In SP Schools, Safety Training Is In The Forefront

Schools Superintendent Geoff Yantz says, “We’re doing everything we possibly can within reason as far as our safety is concerned.” Photo by Skye Hannah

On South Pasadena Unified School District campuses, emergency preparation has long been a part of school culture, evolving over time as events such as earthquakes, fires and human threats occur.

Within the last decade, the district started taking additional measures for security in regard to violence on or near the campuses, including protocols for lockouts and lockdowns, according to school officials.

In reflecting on last week’s shooting at Saugus High in Santa Clarita, South Pas Schools Superintendent Geoff Yantz shared insight into the multi-layered approach the district takes to provide a safe environment while expressing solidarity with those touched by the violence.

“The school community here certainly extends its condolences to the victims and the school community that has been affected by the horrific actions of an individual,” Yantz told the Review. “It just tears your heart out and hits you in the gut when things like that happen. From one educator to another and to another community, that’s what’s tough.”

In addition to monthly drills that combine the practice of safety protocols for earthquake, fire and active intruders on campuses, Yantz reported that each school has a confidential and comprehensive safety plan. The plan, which was developed two years ago in collaboration with the South Pasadena police and fire departments, is reviewed and updated annually by school site councils.

“With comprehensive school-safety plans, all the staff members have different roles and responsibilities in the event of emergency,” said Yantz. “There’s search-and-rescue and different groups. … It’s a constant effort trying to build capacity in our employees to be able to respond appropriately.”

As part of emergency preparation at the start of the school year, every classroom views an age-appropriate video covering a variety of possible threats, including active shooters, Yantz said. The information is based on conferences and trainings that teachers and staff have participated in.

“We had done some active-shooting trainings with staff and we thought we really needed to create a common message for all kids as well, that way everybody’s hearing the same thing as well as staff,” said Yantz.

According to the video prepared for the high school and provided to the Review, training and lockdown drills are practiced so that students know how to react, when to run and how to hide until law enforcement arrives.

The video — which can be viewed at — defines an active shooter as “an individual who is actively engaged in killing or attempting to kill people in a confined and populated area.”

“Training is necessary,” the video details. “The more you discuss and train, the more calm you will be, the more likely your body will respond automatically, the more likely you will be safe.”

Specifically for dangerous threat situations, the drills are separated into “soft lockout” and “hard lockdown.”

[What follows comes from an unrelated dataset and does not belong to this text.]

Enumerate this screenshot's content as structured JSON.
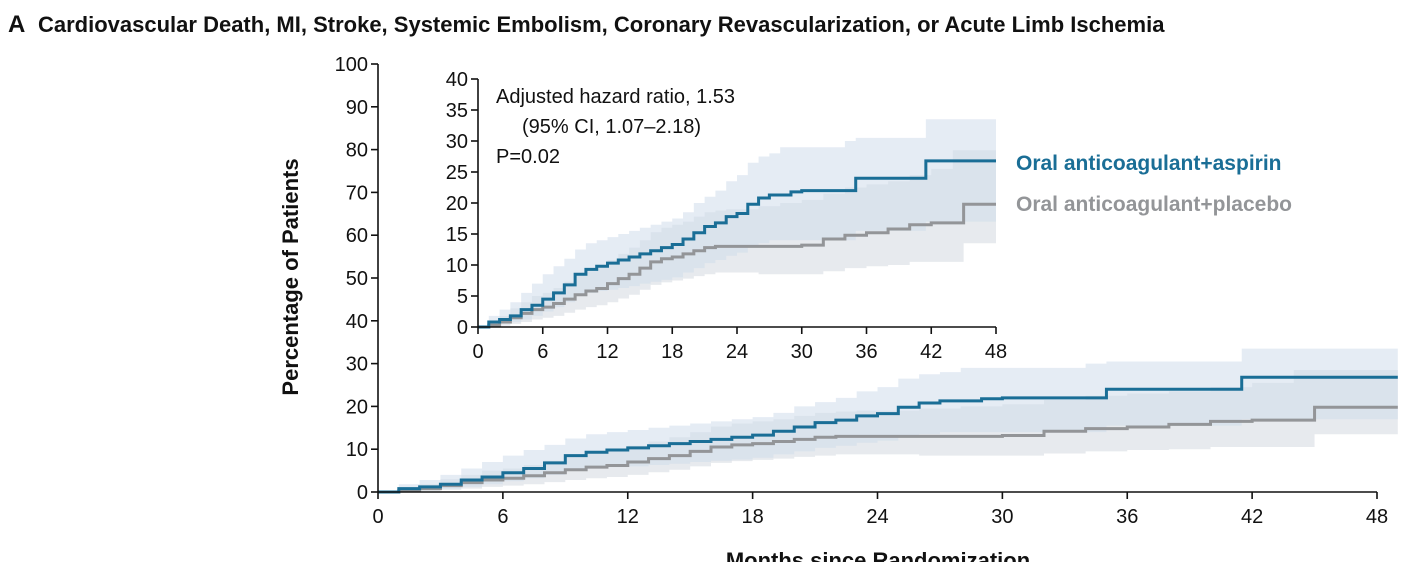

Soft lockouts involve police activity in the neighborhood, such as a robbery or wild animal spotting, and limiting a possible threat to the campus. Doors are locked, students return to their classrooms, outside activities are canceled, student movement is limited to teacher permission and classes continue until an all-clear is called over the PA system.

With hard lockdowns, school officials have determined there is a “life-threatening situation/event on or off school grounds.” Students are encouraged to think about an escape route, help others if possible but go whether people choose to follow or not, and run until they’re in a secure place to hide, likely at an off campus location.

If evacuation from campus is not possible, students are encouraged to hide in classrooms, barricade the doors, remain silent, stay out of sight, keep all doors locked, keep blinds or curtains closed, turn off lights and to both refrain from using cell phones and completely silence them.

Students are also advised on how to interact with first responders by not opening doors since the police department and administrators have keys. They’re also advised to walk with empty hands and open palms, and to understand that responders’ first priority is to locate and stop the intruder, with everything else secondary.

In discussing safety with students, Yantz stressed that the school district works to carefully strike the balance between being too alarmist and too casual about possible threats. Ultimately, a district should “emulate the community in which they’re in.”

“While you don’t want to create an environment … where there are so many precautionary measures that have been taken that fear is part of the culture, you want to be able to maintain a level of respect for the institution’s purpose, which is education, while putting measures practices and things in place that will also prepare people on how to respond appropriately and accordingly,” said Yantz.

“We’re doing everything we possibly can within reason as far as our safety is concerned.”